As mentioned earlier, we have n = 15 as the total frequency
Half of which is n/2 = 15/2 = 7.5 which rounds to 8

The median is in slot 8
7 items are below the median, and 7 are above it
7+1+7 = 15 items total

Side note: This trick only works if n is odd.

Add the first two frequencies to get: 0+5 = 5
This partial sum is not 8 or larger

Add the first three frequencies: 0+5+2 = 7
This is not 8 or larger

Add the first four frequencies: 0+5+2+1 = 8
We arrive at 8 finally

Therefore, the score of 6 must be the median since that last frequency corresponds to the score of 6.

If you are following @MathLover1's method, then the data set {4, 4, 4, 4, 4, 5, 5, 6, 7, 8, 8, 9, 9, 9, 9} has the median of 6.

It's probably helpful to write on a scratch piece of paper that large set. Then repeatedly cross off the outer pair of items until things narrow down to the center-most number.

This is what the steps could look like. Take note of the color coding to see how the terms pair up and cancel.

Or you could have it written out like this
{4, 4, 4, 4, 4, 5, 5, 6, 7, 8, 8, 9, 9, 9, 9}
{4, 4, 4, 4, 5, 5, 6, 7, 8, 8, 9, 9, 9}
{4, 4, 4, 5, 5, 6, 7, 8, 8, 9, 9}
{4, 4, 5, 5, 6, 7, 8, 8, 9}
{4, 5, 5, 6, 7, 8, 8}
{5, 5, 6, 7, 8}
{5, 6, 7}
{6}
At some point, say possibly the second to last or third to last step, the median is probably easy to spot and there's no need to get to the final step shown above.

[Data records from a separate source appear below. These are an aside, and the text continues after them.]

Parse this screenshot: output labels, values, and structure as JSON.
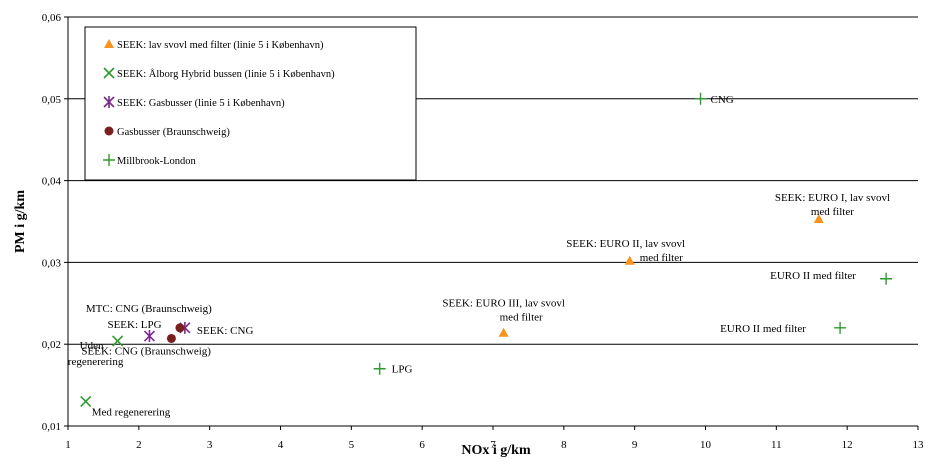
{
  "chart_data": {
    "type": "scatter",
    "title": "",
    "xlabel": "NOx i g/km",
    "ylabel": "PM i g/km",
    "xlim": [
      1,
      13
    ],
    "ylim": [
      0.01,
      0.06
    ],
    "x_ticks": [
      "1",
      "2",
      "3",
      "4",
      "5",
      "6",
      "7",
      "8",
      "9",
      "10",
      "11",
      "12",
      "13"
    ],
    "y_ticks": [
      "0,01",
      "0,02",
      "0,03",
      "0,04",
      "0,05",
      "0,06"
    ],
    "grid": "horizontal",
    "legend_position": "top-left",
    "series": [
      {
        "name": "SEEK: lav svovl med filter (linie 5 i København)",
        "marker": "triangle",
        "color": "#F7941D",
        "points": [
          {
            "x": 11.6,
            "y": 0.0353,
            "label": [
              "SEEK: EURO I, lav svovl",
              "med filter"
            ]
          },
          {
            "x": 8.93,
            "y": 0.0302,
            "label": [
              "SEEK: EURO II, lav svovl",
              "med filter"
            ]
          },
          {
            "x": 7.15,
            "y": 0.0214,
            "label": [
              "SEEK: EURO III, lav svovl",
              "med filter"
            ]
          }
        ]
      },
      {
        "name": "SEEK: Ålborg Hybrid bussen (linie 5 i København)",
        "marker": "x",
        "color": "#2E9B2E",
        "points": [
          {
            "x": 1.7,
            "y": 0.0204,
            "label": [
              "Uden",
              "regenerering"
            ]
          },
          {
            "x": 1.25,
            "y": 0.013,
            "label": [
              "Med regenerering"
            ]
          }
        ]
      },
      {
        "name": "SEEK: Gasbusser (linie 5 i København)",
        "marker": "star",
        "color": "#7B2A8C",
        "points": [
          {
            "x": 2.15,
            "y": 0.021,
            "label": [
              "SEEK: LPG"
            ]
          },
          {
            "x": 2.65,
            "y": 0.022,
            "label": [
              "SEEK: CNG"
            ]
          }
        ]
      },
      {
        "name": "Gasbusser (Braunschweig)",
        "marker": "circle",
        "color": "#7A1F1F",
        "points": [
          {
            "x": 2.58,
            "y": 0.022,
            "label": [
              "MTC: CNG (Braunschweig)"
            ]
          },
          {
            "x": 2.46,
            "y": 0.0207,
            "label": [
              "SEEK: CNG (Braunschweig)"
            ]
          }
        ]
      },
      {
        "name": "Millbrook-London",
        "marker": "plus",
        "color": "#2E9B2E",
        "points": [
          {
            "x": 9.93,
            "y": 0.05,
            "label": [
              "CNG"
            ]
          },
          {
            "x": 12.55,
            "y": 0.028,
            "label": [
              "EURO II med filter"
            ]
          },
          {
            "x": 11.9,
            "y": 0.022,
            "label": [
              "EURO II med filter"
            ]
          },
          {
            "x": 5.4,
            "y": 0.017,
            "label": [
              "LPG"
            ]
          }
        ]
      }
    ]
  }
}
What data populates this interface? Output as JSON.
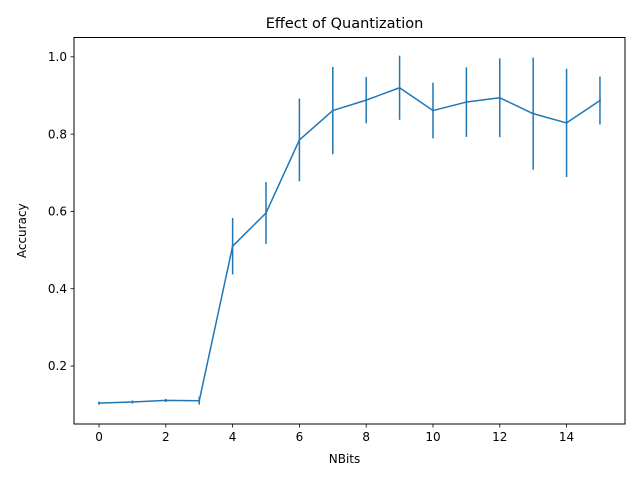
{
  "chart_data": {
    "type": "line",
    "title": "Effect of Quantization",
    "xlabel": "NBits",
    "ylabel": "Accuracy",
    "xlim": [
      -0.75,
      15.75
    ],
    "ylim": [
      0.05,
      1.05
    ],
    "xticks": [
      0,
      2,
      4,
      6,
      8,
      10,
      12,
      14
    ],
    "yticks": [
      0.2,
      0.4,
      0.6,
      0.8,
      1.0
    ],
    "ytick_labels": [
      "0.2",
      "0.4",
      "0.6",
      "0.8",
      "1.0"
    ],
    "grid": false,
    "legend": "none",
    "line_color": "#1f77b4",
    "series": [
      {
        "x": [
          0,
          1,
          2,
          3,
          4,
          5,
          6,
          7,
          8,
          9,
          10,
          11,
          12,
          13,
          14,
          15
        ],
        "values": [
          0.104,
          0.107,
          0.111,
          0.11,
          0.51,
          0.596,
          0.785,
          0.861,
          0.888,
          0.92,
          0.861,
          0.883,
          0.894,
          0.853,
          0.829,
          0.887
        ],
        "error": [
          0.004,
          0.004,
          0.004,
          0.01,
          0.073,
          0.08,
          0.107,
          0.113,
          0.06,
          0.083,
          0.072,
          0.09,
          0.102,
          0.145,
          0.14,
          0.062
        ]
      }
    ]
  }
}
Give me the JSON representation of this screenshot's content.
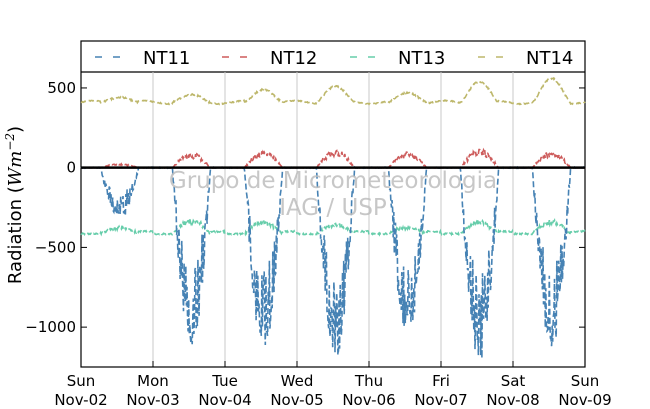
{
  "chart_data": {
    "type": "line",
    "ylabel": "Radiation (Wm⁻²)",
    "ylabel_parts": {
      "base": "Radiation (",
      "unit": "Wm",
      "exp": "−2",
      "close": ")"
    },
    "ylim": [
      -1250,
      600
    ],
    "yticks": [
      500,
      0,
      -500,
      -1000
    ],
    "ytick_labels": [
      "500",
      "0",
      "−500",
      "−1000"
    ],
    "xlim_days": [
      0,
      7
    ],
    "xtick_labels": [
      [
        "Sun",
        "Nov-02"
      ],
      [
        "Mon",
        "Nov-03"
      ],
      [
        "Tue",
        "Nov-04"
      ],
      [
        "Wed",
        "Nov-05"
      ],
      [
        "Thu",
        "Nov-06"
      ],
      [
        "Fri",
        "Nov-07"
      ],
      [
        "Sat",
        "Nov-08"
      ],
      [
        "Sun",
        "Nov-09"
      ]
    ],
    "grid": "vertical",
    "legend_position": "top",
    "watermark": [
      "Grupo de Micrometeorologia",
      "IAG / USP"
    ],
    "series": [
      {
        "name": "NT11",
        "color": "#4682b4",
        "daily_min": [
          -310,
          -1120,
          -1150,
          -1180,
          -1060,
          -1200,
          -1130
        ],
        "night_level": 0
      },
      {
        "name": "NT12",
        "color": "#cd5c5c",
        "daily_max": [
          25,
          95,
          110,
          120,
          100,
          120,
          105
        ],
        "night_level": 0
      },
      {
        "name": "NT13",
        "color": "#66cdaa",
        "night_level": -415,
        "daily_peak": [
          -370,
          -320,
          -330,
          -350,
          -370,
          -330,
          -330
        ]
      },
      {
        "name": "NT14",
        "color": "#bdb76b",
        "night_level": 410,
        "daily_peak": [
          440,
          460,
          490,
          510,
          470,
          540,
          560
        ]
      }
    ]
  }
}
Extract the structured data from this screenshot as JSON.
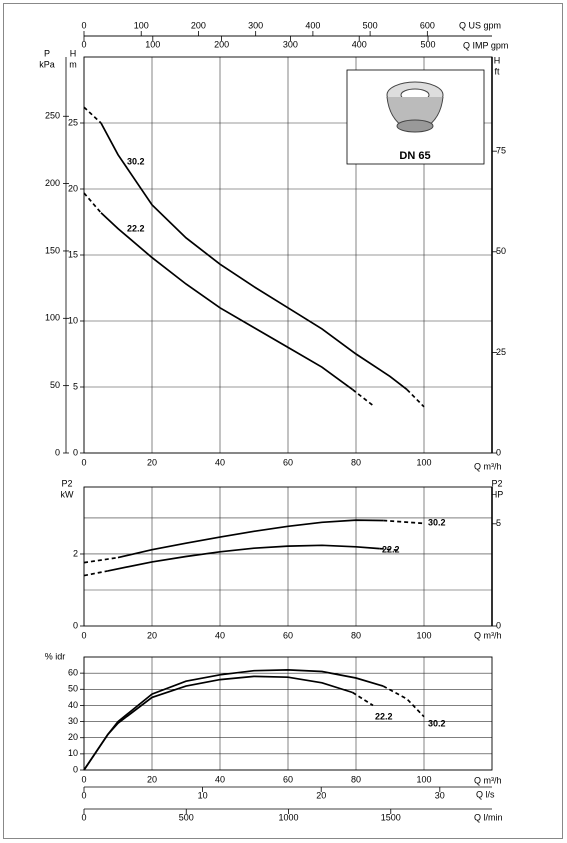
{
  "chart_data": [
    {
      "type": "line",
      "inset": "DN 65",
      "xlabel": "Q m³/h",
      "xlim": [
        0,
        120
      ],
      "xticks": [
        0,
        20,
        40,
        60,
        80,
        100
      ],
      "ylabel": [
        "H",
        "m"
      ],
      "ylim": [
        0,
        30
      ],
      "yticks": [
        0,
        5,
        10,
        15,
        20,
        25
      ],
      "axes": [
        {
          "position": "left-outer",
          "label": [
            "P",
            "kPa"
          ],
          "lim": [
            0,
            294
          ],
          "ticks": [
            0,
            50,
            100,
            150,
            200,
            250
          ]
        },
        {
          "position": "right",
          "label": [
            "H",
            "ft"
          ],
          "lim": [
            0,
            98.4
          ],
          "ticks": [
            0,
            25,
            50,
            75
          ]
        },
        {
          "position": "top",
          "label": [
            "Q US gpm"
          ],
          "lim": [
            0,
            713
          ],
          "ticks": [
            0,
            100,
            200,
            300,
            400,
            500,
            600
          ]
        },
        {
          "position": "top-2",
          "label": [
            "Q IMP gpm"
          ],
          "lim": [
            0,
            593
          ],
          "ticks": [
            0,
            100,
            200,
            300,
            400,
            500
          ]
        }
      ],
      "series": [
        {
          "name": "30.2",
          "color": "#000000",
          "segments": [
            {
              "style": "dashed",
              "x": [
                0,
                5
              ],
              "values": [
                26.2,
                25.0
              ]
            },
            {
              "style": "solid",
              "x": [
                5,
                10,
                20,
                30,
                40,
                50,
                60,
                70,
                80,
                90,
                95
              ],
              "values": [
                25.0,
                22.6,
                18.8,
                16.3,
                14.3,
                12.6,
                11.0,
                9.4,
                7.5,
                5.8,
                4.8
              ]
            },
            {
              "style": "dashed",
              "x": [
                95,
                100
              ],
              "values": [
                4.8,
                3.5
              ]
            }
          ]
        },
        {
          "name": "22.2",
          "color": "#000000",
          "segments": [
            {
              "style": "dashed",
              "x": [
                0,
                5
              ],
              "values": [
                19.7,
                18.2
              ]
            },
            {
              "style": "solid",
              "x": [
                5,
                10,
                20,
                30,
                40,
                50,
                60,
                70,
                79
              ],
              "values": [
                18.2,
                17.0,
                14.8,
                12.8,
                11.0,
                9.5,
                8.0,
                6.5,
                4.8
              ]
            },
            {
              "style": "dashed",
              "x": [
                79,
                85
              ],
              "values": [
                4.8,
                3.6
              ]
            }
          ]
        }
      ]
    },
    {
      "type": "line",
      "xlabel": "Q m³/h",
      "xlim": [
        0,
        120
      ],
      "xticks": [
        0,
        20,
        40,
        60,
        80,
        100
      ],
      "ylabel": [
        "P2",
        "kW"
      ],
      "ylim": [
        0,
        3.86
      ],
      "yticks": [
        0,
        2
      ],
      "ygrid": [
        1,
        2,
        3
      ],
      "axes": [
        {
          "position": "right",
          "label": [
            "P2",
            "HP"
          ],
          "lim": [
            0,
            6.8
          ],
          "ticks": [
            0,
            5
          ]
        }
      ],
      "series": [
        {
          "name": "30.2",
          "color": "#000000",
          "segments": [
            {
              "style": "dashed",
              "x": [
                0,
                10
              ],
              "values": [
                1.76,
                1.9
              ]
            },
            {
              "style": "solid",
              "x": [
                10,
                20,
                30,
                40,
                50,
                60,
                70,
                80,
                88
              ],
              "values": [
                1.9,
                2.12,
                2.3,
                2.47,
                2.63,
                2.77,
                2.88,
                2.94,
                2.93
              ]
            },
            {
              "style": "dashed",
              "x": [
                88,
                100
              ],
              "values": [
                2.93,
                2.85
              ]
            }
          ]
        },
        {
          "name": "22.2",
          "color": "#000000",
          "segments": [
            {
              "style": "dashed",
              "x": [
                0,
                7
              ],
              "values": [
                1.4,
                1.53
              ]
            },
            {
              "style": "solid",
              "x": [
                7,
                20,
                30,
                40,
                50,
                60,
                70,
                80,
                87
              ],
              "values": [
                1.53,
                1.78,
                1.93,
                2.06,
                2.16,
                2.22,
                2.24,
                2.2,
                2.15
              ]
            },
            {
              "style": "dashed",
              "x": [
                87,
                93
              ],
              "values": [
                2.15,
                2.1
              ]
            }
          ]
        }
      ]
    },
    {
      "type": "line",
      "xlabel": "Q m³/h",
      "xlim": [
        0,
        120
      ],
      "xticks": [
        0,
        20,
        40,
        60,
        80,
        100
      ],
      "ylabel": [
        "% idr"
      ],
      "ylim": [
        0,
        70
      ],
      "yticks": [
        0,
        10,
        20,
        30,
        40,
        50,
        60
      ],
      "axes": [
        {
          "position": "bottom-2",
          "label": [
            "Q l/s"
          ],
          "lim": [
            0,
            34.4
          ],
          "ticks": [
            0,
            10,
            20,
            30
          ]
        },
        {
          "position": "bottom-3",
          "label": [
            "Q l/min"
          ],
          "lim": [
            0,
            1995
          ],
          "ticks": [
            0,
            500,
            1000,
            1500
          ]
        }
      ],
      "series": [
        {
          "name": "30.2",
          "color": "#000000",
          "segments": [
            {
              "style": "solid",
              "x": [
                0,
                7,
                10,
                20,
                30,
                40,
                50,
                60,
                70,
                80,
                88
              ],
              "values": [
                0,
                22,
                30,
                47,
                55,
                59,
                61.5,
                62,
                61,
                57,
                52
              ]
            },
            {
              "style": "dashed",
              "x": [
                88,
                95,
                100
              ],
              "values": [
                52,
                44,
                33
              ]
            }
          ]
        },
        {
          "name": "22.2",
          "color": "#000000",
          "segments": [
            {
              "style": "solid",
              "x": [
                0,
                7,
                10,
                20,
                30,
                40,
                50,
                60,
                70,
                79
              ],
              "values": [
                0,
                22,
                29,
                45,
                52,
                56,
                58,
                57.5,
                54,
                48
              ]
            },
            {
              "style": "dashed",
              "x": [
                79,
                85
              ],
              "values": [
                48,
                40
              ]
            }
          ]
        }
      ]
    }
  ]
}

Or perhaps it's much easier to cancel in batches, like say cross off 2 at a time (at least until it's not possible to cancel in groups of 2 each)

It's up to you decide which method you prefer best.

Like with finding the mean, the long method of finding the median like this isn't too bad as long as the frequencies aren't too large. Luckily having 15 items isn't too bad. If n was larger, then I recommend using the trick involving partial sums to locate the median.